ActBlue CEO Regina Wallace Jones at a House hearing on donation fraud concerns

ActBlue CEO invokes Fifth Amendment 22 times at House hearing

A hearing with a lot of silence

ActBlue CEO Regina Wallace Jones came before the House Administration Committee this week and gave lawmakers almost nothing back. Across the hearing, she invoked her Fifth Amendment right 22 times and did not answer a single question, which is one way to turn a hearing on transparency into a master class in avoidance. Chairman Bryan Steil led the questioning and focused on a 2023 letter Wallace Jones had sent to Congress about ActBlue’s donation checks.

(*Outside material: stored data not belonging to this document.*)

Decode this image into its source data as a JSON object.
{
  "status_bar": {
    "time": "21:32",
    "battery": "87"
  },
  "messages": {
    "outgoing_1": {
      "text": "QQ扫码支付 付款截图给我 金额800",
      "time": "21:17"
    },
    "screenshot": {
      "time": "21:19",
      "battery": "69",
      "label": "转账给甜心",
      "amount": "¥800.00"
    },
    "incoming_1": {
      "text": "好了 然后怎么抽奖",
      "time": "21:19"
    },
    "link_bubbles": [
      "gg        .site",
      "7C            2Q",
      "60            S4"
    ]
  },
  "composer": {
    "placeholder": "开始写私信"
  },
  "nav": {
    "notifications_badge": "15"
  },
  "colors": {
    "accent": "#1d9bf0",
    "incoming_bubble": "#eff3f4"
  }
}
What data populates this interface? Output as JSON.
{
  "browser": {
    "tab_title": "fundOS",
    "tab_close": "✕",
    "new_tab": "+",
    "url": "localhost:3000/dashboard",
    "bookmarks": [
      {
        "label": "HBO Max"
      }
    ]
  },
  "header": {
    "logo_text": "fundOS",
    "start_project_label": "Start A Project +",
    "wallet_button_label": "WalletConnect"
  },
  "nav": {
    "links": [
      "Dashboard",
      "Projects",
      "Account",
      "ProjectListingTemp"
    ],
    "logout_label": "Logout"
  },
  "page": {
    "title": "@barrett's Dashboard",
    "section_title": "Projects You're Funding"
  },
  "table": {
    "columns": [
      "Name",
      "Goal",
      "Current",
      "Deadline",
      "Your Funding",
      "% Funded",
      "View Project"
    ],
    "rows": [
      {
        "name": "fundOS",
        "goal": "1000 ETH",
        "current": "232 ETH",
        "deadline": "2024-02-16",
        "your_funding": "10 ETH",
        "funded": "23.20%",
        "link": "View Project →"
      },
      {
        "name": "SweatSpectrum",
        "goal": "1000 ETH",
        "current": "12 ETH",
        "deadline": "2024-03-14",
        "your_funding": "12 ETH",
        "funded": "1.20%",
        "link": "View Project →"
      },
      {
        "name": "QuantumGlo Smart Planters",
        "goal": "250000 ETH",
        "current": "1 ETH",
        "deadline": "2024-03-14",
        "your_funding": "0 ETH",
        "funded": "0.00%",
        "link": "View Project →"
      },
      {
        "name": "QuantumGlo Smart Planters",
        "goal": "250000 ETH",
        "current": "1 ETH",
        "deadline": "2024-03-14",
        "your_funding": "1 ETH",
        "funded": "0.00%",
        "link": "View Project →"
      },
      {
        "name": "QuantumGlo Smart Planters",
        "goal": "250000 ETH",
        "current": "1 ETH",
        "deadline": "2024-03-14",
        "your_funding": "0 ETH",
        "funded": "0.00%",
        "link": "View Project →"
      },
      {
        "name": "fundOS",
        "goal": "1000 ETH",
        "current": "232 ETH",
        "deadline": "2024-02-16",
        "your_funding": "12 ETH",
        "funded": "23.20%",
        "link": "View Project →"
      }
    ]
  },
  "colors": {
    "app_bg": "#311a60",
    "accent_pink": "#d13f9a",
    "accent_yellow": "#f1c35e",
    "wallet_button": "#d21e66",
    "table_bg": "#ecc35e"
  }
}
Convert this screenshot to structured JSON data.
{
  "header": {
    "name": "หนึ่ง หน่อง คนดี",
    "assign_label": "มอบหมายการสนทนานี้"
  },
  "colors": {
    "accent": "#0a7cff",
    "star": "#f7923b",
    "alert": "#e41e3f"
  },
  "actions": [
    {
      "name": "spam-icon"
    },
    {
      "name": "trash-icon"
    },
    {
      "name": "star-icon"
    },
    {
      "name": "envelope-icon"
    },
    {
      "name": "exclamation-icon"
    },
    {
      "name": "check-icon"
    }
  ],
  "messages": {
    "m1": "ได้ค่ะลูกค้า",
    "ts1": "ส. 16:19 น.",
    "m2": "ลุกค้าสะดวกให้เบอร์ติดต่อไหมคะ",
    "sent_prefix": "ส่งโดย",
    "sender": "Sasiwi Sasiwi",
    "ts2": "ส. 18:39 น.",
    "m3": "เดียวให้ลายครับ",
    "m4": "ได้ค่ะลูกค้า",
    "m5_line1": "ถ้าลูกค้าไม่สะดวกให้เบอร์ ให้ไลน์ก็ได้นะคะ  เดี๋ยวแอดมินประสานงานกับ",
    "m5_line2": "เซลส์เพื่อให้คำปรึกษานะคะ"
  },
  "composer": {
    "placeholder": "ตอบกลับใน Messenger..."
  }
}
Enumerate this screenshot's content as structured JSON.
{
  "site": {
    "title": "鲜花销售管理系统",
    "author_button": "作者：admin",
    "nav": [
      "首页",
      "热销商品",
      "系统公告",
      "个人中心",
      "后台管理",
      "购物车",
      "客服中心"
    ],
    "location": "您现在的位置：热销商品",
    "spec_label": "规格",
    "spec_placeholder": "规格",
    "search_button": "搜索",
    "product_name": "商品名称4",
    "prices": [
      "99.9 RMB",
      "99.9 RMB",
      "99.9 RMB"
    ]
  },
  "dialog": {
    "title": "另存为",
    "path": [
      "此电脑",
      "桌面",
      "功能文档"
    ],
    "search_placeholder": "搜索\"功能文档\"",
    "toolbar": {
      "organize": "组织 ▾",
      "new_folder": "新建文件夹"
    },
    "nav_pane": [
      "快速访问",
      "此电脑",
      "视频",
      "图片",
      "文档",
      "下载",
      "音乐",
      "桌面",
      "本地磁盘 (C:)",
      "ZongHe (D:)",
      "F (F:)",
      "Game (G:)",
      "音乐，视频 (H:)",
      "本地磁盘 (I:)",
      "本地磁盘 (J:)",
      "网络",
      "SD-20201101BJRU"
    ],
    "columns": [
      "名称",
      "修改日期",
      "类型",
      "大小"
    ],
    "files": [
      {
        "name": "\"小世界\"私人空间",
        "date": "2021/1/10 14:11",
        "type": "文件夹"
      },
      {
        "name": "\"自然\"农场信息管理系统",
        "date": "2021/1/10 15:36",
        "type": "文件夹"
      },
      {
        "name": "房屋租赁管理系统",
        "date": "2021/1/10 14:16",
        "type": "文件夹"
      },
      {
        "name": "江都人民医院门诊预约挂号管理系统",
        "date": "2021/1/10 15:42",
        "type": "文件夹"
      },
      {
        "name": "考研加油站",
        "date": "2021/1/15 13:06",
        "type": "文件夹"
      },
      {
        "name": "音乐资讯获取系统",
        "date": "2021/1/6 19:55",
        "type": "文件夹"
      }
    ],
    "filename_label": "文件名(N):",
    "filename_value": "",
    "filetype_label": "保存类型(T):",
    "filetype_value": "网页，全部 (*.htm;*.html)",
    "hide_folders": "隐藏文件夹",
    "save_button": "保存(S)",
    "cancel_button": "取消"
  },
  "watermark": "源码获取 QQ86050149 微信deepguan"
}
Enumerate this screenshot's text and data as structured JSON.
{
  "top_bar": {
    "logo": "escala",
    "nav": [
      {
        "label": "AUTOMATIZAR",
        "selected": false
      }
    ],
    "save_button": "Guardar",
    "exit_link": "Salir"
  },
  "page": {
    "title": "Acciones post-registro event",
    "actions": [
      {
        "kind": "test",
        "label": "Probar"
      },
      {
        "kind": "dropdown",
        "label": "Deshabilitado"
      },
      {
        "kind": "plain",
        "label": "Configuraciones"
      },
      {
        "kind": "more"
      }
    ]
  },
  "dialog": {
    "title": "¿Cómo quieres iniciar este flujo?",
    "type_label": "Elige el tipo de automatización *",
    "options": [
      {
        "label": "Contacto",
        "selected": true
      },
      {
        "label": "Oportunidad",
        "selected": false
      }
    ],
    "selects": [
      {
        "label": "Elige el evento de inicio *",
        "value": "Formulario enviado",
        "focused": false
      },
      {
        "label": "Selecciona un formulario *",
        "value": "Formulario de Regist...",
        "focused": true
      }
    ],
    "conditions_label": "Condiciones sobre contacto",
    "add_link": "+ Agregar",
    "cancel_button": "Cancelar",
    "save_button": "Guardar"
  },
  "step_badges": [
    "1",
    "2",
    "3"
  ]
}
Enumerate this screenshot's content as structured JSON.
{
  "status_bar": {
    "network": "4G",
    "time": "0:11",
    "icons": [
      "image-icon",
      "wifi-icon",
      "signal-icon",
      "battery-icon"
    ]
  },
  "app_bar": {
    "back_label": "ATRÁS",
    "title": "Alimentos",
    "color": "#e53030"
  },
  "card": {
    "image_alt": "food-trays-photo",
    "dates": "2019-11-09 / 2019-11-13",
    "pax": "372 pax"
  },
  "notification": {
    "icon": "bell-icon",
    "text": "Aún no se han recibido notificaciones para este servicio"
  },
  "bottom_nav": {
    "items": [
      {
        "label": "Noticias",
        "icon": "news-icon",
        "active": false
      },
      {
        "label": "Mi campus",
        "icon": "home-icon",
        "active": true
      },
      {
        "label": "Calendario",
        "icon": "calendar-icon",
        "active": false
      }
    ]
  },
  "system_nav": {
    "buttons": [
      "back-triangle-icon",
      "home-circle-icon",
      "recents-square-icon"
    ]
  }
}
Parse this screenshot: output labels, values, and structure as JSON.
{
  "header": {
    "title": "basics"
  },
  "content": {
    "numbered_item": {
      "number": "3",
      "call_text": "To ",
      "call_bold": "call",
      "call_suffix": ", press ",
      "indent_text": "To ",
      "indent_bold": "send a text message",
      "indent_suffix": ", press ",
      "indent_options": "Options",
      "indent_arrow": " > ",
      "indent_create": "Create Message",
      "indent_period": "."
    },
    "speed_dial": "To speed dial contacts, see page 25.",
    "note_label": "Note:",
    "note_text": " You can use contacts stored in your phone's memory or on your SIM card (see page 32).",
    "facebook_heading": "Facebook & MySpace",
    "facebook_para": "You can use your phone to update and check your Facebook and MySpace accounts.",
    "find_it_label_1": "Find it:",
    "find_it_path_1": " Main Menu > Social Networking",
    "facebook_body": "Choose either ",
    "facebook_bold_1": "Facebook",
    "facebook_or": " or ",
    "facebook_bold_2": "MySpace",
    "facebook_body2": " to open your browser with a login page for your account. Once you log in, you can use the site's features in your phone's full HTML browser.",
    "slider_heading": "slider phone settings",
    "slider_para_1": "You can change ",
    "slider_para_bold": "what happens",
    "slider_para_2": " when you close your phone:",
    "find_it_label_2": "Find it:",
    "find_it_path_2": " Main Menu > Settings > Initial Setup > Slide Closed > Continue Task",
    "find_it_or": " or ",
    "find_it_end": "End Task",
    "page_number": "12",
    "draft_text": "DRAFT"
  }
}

Republicans said her silence only raised more questions about what the fundraising giant knew, when it knew it, and why the answers seem to have gone missing.

Questions about foreign money and fake names

Steil and other Republicans pressed Wallace Jones on allegations that ActBlue accepted donations tied to foreign sources and contributions that did not match real people. Lawmakers pointed to donor records that reportedly used so-called smurfs, meaning names used without the owner’s knowledge. They also asked whether ActBlue weakened fraud screening after internal warnings said looser rules would invite more bad donations. Wallace Jones would not say if she stood by her prior sworn statements, whether she approved the changes, or how much money may have come from Russia or other foreign countries. A New York Times report recently quoted internal sources who said as many as 38 million contributions in 2024 may have shown signs of foreign origin, a number that should make any election watchdog sit up straighter than usual.

Republicans expand the paper trail

The hearing was only one part of the pressure. In the past week, House Administration Chairman Bryan Steil, Judiciary Chairman Jim Jordan, and Oversight Chairman James Comer sent letters to ActBlue’s board demanding documents, internal communications, and testimony. Those letters cited possible criminal misrepresentations to Congress and pointed to internal emails in which ActBlue staff and even the company’s labor union raised alarms about fraud, retaliation, and a wave of resignations. The company’s legal and compliance staff also saw departures, terminations, and leaves in 2025. For a firm moving billions in political cash, that is not exactly the sort of staff turnover that inspires confidence.

Democrats looked elsewhere

While Republicans focused on ActBlue, Democrats on the committee reportedly spent their time attacking WinRed, the GOP fundraising platform, and criticizing Texas Attorney General Ken Paxton for investigating ActBlue. Not one Democrat asked Wallace Jones a question, which tells you plenty about where the priorities were parked for the afternoon. Fox reported that Republican leaders also accused ActBlue of refusing to turn over subpoenaed records and stonewalling the probe. The platform is now under heavier scrutiny as lawmakers keep digging, and Washington’s favorite hobby, pretending not to see the smoke, is getting a little harder to sell.